By the nature of their work, emergency services sector first responders (staff and volunteers) may be repeatedly exposed to difficult, stressful and traumatic events when directly responding to incidents, or indirectly through supporting their colleagues. Through these exposures our people are often at a higher risk of experiencing mental health issues or crisis.
In a review of the emergency services sector’s mental health strategy it was identified that there is extensive support and education in responding to traumatic events for our people through the South Australian Fire and Emergency Services Commissions’ (SAFECOM) Stress Prevention and Management (SPAM) Program.
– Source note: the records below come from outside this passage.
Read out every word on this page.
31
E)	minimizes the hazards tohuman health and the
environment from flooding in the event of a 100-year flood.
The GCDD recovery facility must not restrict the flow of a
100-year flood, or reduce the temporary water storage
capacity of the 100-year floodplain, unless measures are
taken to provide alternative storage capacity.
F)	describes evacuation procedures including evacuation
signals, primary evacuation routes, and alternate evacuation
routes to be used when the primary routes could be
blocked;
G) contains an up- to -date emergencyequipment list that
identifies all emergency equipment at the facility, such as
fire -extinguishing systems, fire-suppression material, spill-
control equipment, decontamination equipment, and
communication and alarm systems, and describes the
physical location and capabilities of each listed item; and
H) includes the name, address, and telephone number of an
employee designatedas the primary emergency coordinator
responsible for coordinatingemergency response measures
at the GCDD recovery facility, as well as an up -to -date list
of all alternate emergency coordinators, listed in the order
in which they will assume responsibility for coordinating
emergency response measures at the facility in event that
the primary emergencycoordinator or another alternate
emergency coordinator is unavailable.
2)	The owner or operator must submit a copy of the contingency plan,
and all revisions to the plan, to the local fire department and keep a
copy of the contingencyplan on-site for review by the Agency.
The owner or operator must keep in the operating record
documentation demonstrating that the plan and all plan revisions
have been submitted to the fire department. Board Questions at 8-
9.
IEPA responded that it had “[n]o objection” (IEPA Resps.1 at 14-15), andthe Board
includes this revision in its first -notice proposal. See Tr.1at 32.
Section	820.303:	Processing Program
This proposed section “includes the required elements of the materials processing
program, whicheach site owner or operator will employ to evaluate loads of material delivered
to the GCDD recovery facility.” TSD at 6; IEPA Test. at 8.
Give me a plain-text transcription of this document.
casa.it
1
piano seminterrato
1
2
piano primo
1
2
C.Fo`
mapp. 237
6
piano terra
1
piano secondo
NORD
However, the review also identified a critical training gap relating to our people not having the knowledge and skills:
To recognise the signs and symptoms of mental health problems
On the possible cause or risk factors for mental health problems.
In how to provide appropriate initial help and support to someone experiencing a mental health problem.
To deal with a mental health crisis until appropriate support arrives (i.e. SAPOL or SAAS). This may include suicidal behaviours, panic attack, stress reaction to trauma, threatening psychotic behaviour (which may be drug or alcohol induced).
These skills are critical to our people, especially those who are geographically isolated and may have to wait longer for support agencies to arrive when someone is experiencing a mental health crisis.
In order to address I have become an accredited trainers t0 assist in the facilitation Mental Health First Aid Training state-wide for the SA Country Fire Service, State Emergency Service and Volunteer Marine Rescue.